We will conduct accelerated deterioration tests of members of port structures, investigate performance deterioration models which cover the entire lifecycle of structures, and validate such models through exposure tests in actual environments and through on-site investigation. We will also take into account the required properties and utilization of individual structures, budgets, and various limitations, and then suggest strategies of management of port-based and district-based groups of port structures.

We will use facilities with long-term exposure to predict chloride-induced concrete deterioration, and collect data on the durability of various wood materials.

We aimed to establish a method to predict the deterioration of protective coating methods for steel structures. With this goal, we continuously conducted exposure tests (33 years have passed) regarding protective coating methods for steel pipe piles at Hazaki Observational Pier. We also conducted accelerated deterioration trials to determine the deterioration mechanisms of petrolatum coating methods.

We evaluated the durability of concrete, in which low-grade aggregate (gorgonin) and seawater as mixing water had been used and conducted exposure tests to develop a concrete-curing technique using seawater. In addition, we studied exposed specimens to evaluate the durability of highly corrosion-resistant reinforcing steel (stainless reinforcing steel and epoxy-resin reinforcing steel, and others) and surface coating materials.

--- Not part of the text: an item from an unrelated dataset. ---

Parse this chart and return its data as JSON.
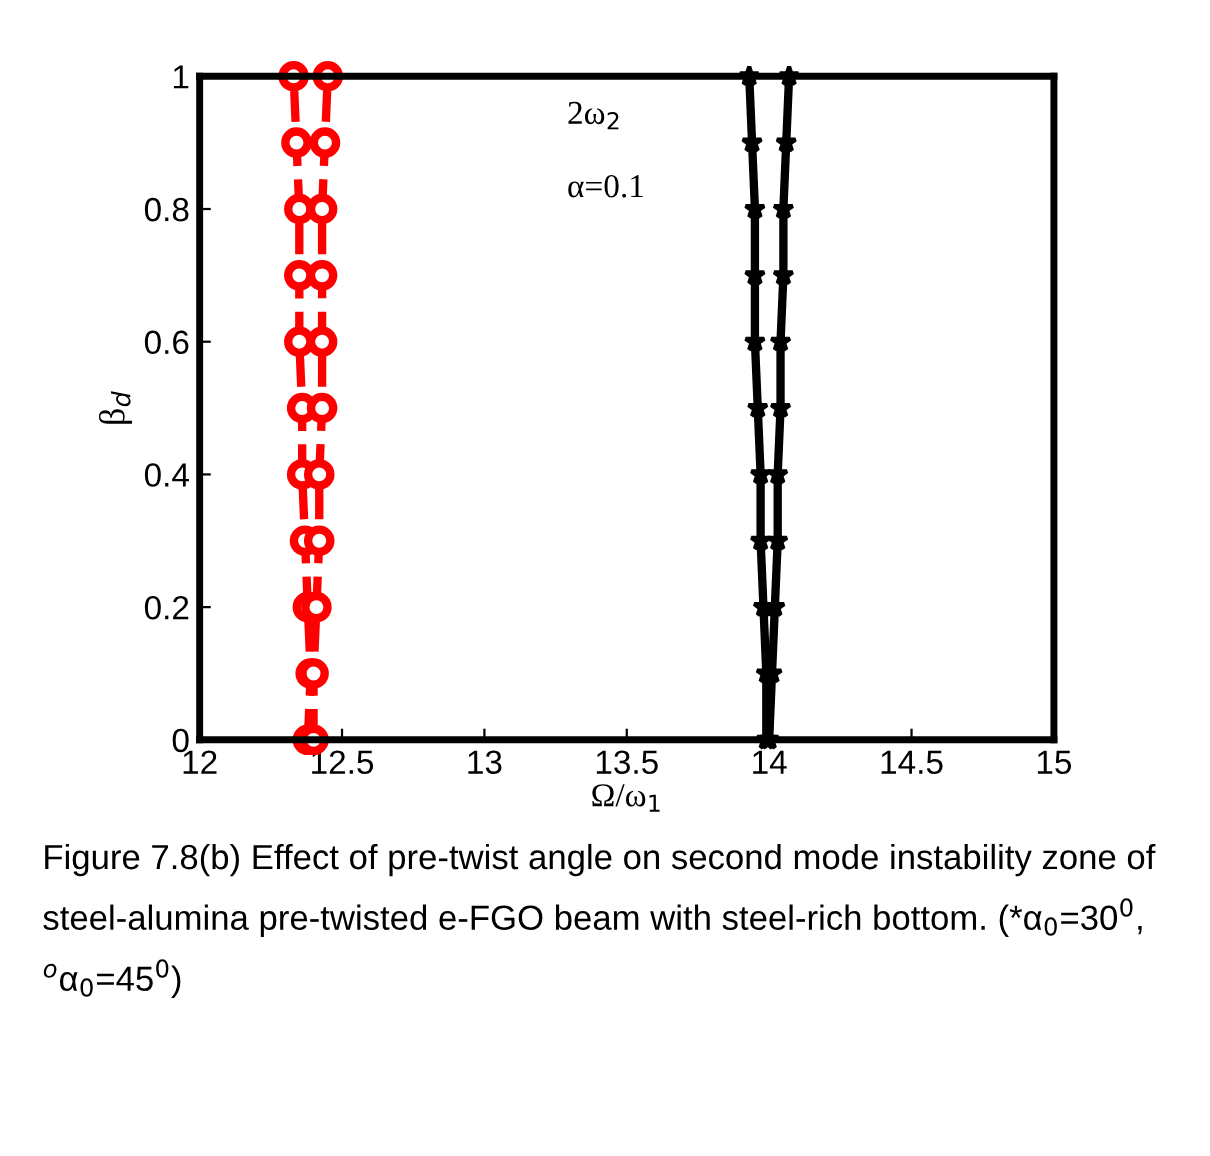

We conducted a comparative evaluation through indoor experiments and other approaches regarding aggregate formulation, warm-mix materials, fluidity resistance, peel resistance, water permeability, and other characteristics.

We collected and organized cases of repairing concrete at existing structures. Especially, the local failure of caisson-type side walls caused by repeated collision of wave-dissipating blocks has increased in number recently. Therefore, we draw a flow chart to select the caisson repair method depending on the level of deterioration. Also, we studied the application of a cross-section repair construction method to prestressed concrete (PC) members with chloride-induced corrosion.

Focusing on breakwater caissons, we confirmed the dominant indicators in determining cross-section types for members designed under the current standard; moreover, we studied integrity evaluation methods when the existing caisson's life is extended or when the existing caisson is converted to another use as well as considerations at the time of design and construction.

We proceeded with the following: development of anticorrosion-effect confirmation sensors; establishment of inspection systems for port structures; study on proper sensor placement in RC members for efficient corrosion monitoring; development of steel corrosion sensors in concrete; and investigation of monitoring methods to confirm the effectiveness of new construction methods and materials in pilot projects.

We introduced new operational support functions including a shooting-omission prevention function and an autonomous collision-avoidance function into the ROV for checking the superstructures of piers and then conducted on-site verification. Also, we accumulated data measured through on-site verification on non-contact thickness measurement; moreover, we investigated on-site seasonal biofouling conditions and then set usage conditions.

To optimize maintenance and management planning for port facilities, we proposed a priority-setting matrix for maintenance of facilities based on Net Present Value (NPV) and performance deterioration levels. Based on this, we set a model pier, which had been modeled under the assumption that the pier is 1) the preventive maintenance type or 2) the countermeasure-priority evaluation management type, and then conducted case studies of maintenance scenarios, in which LCC and the profit/loss of a facility during the countermeasure construction period are taken into account.